Samedi et rien d'autre, ICI Première.
Audio fil du samedi 9 juin 2018

L'histoire du football en Russie racontée par je journaliste Régis Genté

Le soccer russe : une joute aussi politique que sportive

Publié le 9 juin 2018
L'affiche officielle de la Coupe du Monde de la FIFA 2018, dévoilée dans le métro de Moscou
L'affiche officielle de la Coupe du Monde de la FIFA 2018, dévoilée dans le métro de Moscou PHOTO : FIFA

Vladimir Poutine ne cache pas sa fierté d'accueillir cette année la Coupe du monde de soccer, une manière comme une autre pour la Russie de jouer un rôle de premier plan au sein du concert des nations les plus puissantes du monde. Il n'en a pas toujours été ainsi, selon le journaliste Régis Genté, mais le soccer russe a toujours été l'antichambre de la politique du pays.

Un peu d’histoire
Quand les Anglais ont initié les Russes au ballon rond à la fin des années 1870, le sport a connu une popularité quasi immédiate à Saint-Pétersbourg. « Toutefois, la progression du soccer ne plaisait pas aux autorités », explique Régis Genté, co-auteur du livre Futbol – Le ballon rond de Staline à Poutine, une arme politique. La révolution bolchévique de 1917 a proscrit tout ce qui appartenait à la culture bourgeoise des pays capitalistes, notamment le soccer, considéré comme un divertissement et non comme une activité apte à « dresser les corps », tel que le voulait l’idéologie. Le peuple a néanmoins continué de s’enticher profondément des sports occidentaux et le soccer a fini par s’imposer en Russie comme partout ailleurs.
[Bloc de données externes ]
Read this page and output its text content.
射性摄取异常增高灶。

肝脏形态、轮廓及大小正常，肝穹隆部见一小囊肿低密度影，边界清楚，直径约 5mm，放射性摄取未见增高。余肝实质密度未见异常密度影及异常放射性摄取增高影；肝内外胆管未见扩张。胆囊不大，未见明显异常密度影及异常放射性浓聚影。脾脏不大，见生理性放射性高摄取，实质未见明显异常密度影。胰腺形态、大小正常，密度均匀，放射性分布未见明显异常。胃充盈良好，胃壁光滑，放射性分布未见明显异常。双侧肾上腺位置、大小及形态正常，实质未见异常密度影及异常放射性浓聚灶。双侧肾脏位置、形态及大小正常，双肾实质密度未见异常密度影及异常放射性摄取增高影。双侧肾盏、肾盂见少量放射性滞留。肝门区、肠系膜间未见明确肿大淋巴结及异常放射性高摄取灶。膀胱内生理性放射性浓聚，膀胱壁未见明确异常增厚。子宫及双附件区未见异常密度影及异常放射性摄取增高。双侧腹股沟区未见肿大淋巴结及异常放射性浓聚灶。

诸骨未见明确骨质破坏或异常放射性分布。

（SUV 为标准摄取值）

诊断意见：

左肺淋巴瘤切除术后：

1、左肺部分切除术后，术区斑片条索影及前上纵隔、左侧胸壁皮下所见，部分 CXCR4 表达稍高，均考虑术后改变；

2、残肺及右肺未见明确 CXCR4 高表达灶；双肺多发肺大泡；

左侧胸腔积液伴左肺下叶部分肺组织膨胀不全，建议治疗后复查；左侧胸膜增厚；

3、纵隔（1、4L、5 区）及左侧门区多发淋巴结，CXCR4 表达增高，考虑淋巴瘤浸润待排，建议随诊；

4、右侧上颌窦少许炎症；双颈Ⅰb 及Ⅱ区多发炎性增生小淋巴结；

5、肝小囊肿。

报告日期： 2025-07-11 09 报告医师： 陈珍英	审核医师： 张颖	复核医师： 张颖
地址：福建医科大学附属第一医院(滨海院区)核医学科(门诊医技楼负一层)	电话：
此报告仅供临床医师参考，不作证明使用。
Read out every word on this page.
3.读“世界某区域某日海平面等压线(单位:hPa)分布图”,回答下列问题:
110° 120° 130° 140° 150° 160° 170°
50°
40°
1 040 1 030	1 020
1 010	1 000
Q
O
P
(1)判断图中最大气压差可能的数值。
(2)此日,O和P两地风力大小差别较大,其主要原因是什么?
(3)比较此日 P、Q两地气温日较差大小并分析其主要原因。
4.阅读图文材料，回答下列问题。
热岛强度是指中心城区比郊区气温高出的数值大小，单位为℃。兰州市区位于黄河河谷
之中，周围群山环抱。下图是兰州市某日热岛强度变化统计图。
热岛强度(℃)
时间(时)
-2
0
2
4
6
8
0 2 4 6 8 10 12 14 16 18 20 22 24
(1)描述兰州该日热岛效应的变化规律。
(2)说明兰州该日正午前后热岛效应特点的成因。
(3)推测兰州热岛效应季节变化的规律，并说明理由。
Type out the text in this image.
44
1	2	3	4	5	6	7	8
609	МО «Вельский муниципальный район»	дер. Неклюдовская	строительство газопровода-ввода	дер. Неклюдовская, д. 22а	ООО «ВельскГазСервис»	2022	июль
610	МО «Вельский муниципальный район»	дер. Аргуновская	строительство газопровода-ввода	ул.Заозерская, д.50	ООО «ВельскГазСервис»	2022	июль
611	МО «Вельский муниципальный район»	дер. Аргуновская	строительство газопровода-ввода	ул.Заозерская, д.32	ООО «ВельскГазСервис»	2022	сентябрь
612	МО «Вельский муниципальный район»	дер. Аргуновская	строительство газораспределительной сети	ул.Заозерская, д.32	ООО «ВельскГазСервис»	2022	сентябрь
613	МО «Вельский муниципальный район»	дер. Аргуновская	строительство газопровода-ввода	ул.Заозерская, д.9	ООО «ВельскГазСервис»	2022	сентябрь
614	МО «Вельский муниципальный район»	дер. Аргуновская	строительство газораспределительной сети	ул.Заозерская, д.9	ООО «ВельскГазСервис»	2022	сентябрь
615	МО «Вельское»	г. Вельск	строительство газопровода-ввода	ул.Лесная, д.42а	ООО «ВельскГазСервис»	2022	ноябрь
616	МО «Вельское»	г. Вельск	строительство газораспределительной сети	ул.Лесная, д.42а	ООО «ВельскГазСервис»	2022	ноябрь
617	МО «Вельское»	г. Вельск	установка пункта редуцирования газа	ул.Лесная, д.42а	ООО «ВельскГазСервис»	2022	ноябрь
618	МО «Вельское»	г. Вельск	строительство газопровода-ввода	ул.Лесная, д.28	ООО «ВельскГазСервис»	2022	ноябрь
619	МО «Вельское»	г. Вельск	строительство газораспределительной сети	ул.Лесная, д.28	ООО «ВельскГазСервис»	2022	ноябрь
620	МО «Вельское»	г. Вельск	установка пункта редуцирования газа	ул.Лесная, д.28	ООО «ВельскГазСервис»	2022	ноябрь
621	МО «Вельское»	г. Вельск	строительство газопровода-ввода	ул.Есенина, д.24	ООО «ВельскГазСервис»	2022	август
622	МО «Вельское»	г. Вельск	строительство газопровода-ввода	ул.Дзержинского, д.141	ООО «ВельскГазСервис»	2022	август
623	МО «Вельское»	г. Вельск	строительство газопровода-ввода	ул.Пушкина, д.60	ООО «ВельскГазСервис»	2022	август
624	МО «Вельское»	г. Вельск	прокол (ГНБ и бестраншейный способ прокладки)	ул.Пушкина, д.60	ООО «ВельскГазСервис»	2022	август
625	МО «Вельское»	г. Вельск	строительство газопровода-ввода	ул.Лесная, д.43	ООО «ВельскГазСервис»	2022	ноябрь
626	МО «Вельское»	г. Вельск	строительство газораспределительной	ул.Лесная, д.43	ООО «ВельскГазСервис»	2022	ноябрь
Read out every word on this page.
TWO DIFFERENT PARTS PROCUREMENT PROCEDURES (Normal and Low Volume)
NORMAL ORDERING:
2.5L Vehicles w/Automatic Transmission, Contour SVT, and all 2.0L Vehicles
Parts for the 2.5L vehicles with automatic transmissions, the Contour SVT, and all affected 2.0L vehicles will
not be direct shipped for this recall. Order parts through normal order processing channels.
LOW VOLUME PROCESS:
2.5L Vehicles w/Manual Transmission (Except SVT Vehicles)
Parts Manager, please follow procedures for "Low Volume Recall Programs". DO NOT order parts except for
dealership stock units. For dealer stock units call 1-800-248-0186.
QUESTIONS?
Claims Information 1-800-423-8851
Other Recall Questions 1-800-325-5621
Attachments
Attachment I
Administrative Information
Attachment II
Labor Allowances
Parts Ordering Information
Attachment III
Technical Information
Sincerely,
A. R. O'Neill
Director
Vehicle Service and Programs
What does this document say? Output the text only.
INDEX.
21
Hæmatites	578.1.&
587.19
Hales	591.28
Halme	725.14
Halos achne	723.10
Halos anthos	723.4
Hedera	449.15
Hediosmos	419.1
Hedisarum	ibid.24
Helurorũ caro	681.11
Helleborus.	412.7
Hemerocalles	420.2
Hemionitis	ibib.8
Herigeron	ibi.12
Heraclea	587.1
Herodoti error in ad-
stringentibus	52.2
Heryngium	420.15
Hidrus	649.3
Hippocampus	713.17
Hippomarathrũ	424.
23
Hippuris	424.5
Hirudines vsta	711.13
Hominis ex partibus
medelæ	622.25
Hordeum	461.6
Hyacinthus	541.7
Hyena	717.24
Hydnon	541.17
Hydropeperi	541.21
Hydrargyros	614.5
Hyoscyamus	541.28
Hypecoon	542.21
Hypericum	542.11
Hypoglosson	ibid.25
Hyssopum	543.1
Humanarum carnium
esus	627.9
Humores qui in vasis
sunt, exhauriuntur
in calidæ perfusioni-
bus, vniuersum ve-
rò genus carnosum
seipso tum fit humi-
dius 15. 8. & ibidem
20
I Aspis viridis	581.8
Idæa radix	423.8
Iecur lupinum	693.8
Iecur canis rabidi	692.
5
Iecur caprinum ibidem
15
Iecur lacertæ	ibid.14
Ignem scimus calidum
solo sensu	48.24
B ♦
« Le soccer russe a toujours été en quelque sorte le miroir de la vie politique », explique Régis Genté. Le sport a été au cœur des tensions entre le régime et la population qui y était soumise. Pendant que les autorités conspuaient le ballon rond et encourageaient fortement une forme d’athlétisme appelée le « sport rouge » que le gouvernement nommait la « culture physique », la population n’a cessé de développer son intérêt pour les sports dit « bourgeois ».

Pour les autorités de l’URSS, il ne fallait pas cultiver le « goût du record sportif » ou le « désir d’être champion », mais plutôt valoriser une culture de mise en forme individuelle pour l’atteinte d’un esprit sain dans un corps sain. « Des idéologues bolchéviques ont même considéré transformer le soccer pour que soient déclarés vainqueurs non pas les joueurs ayant marqué le plus de points, mais bien ceux dont le jeu était le plus beau. Ces critères esthétiques n’ont jamais été adoptés par les équipes sportives ni par les supporteurs », rappelle Régis Genté.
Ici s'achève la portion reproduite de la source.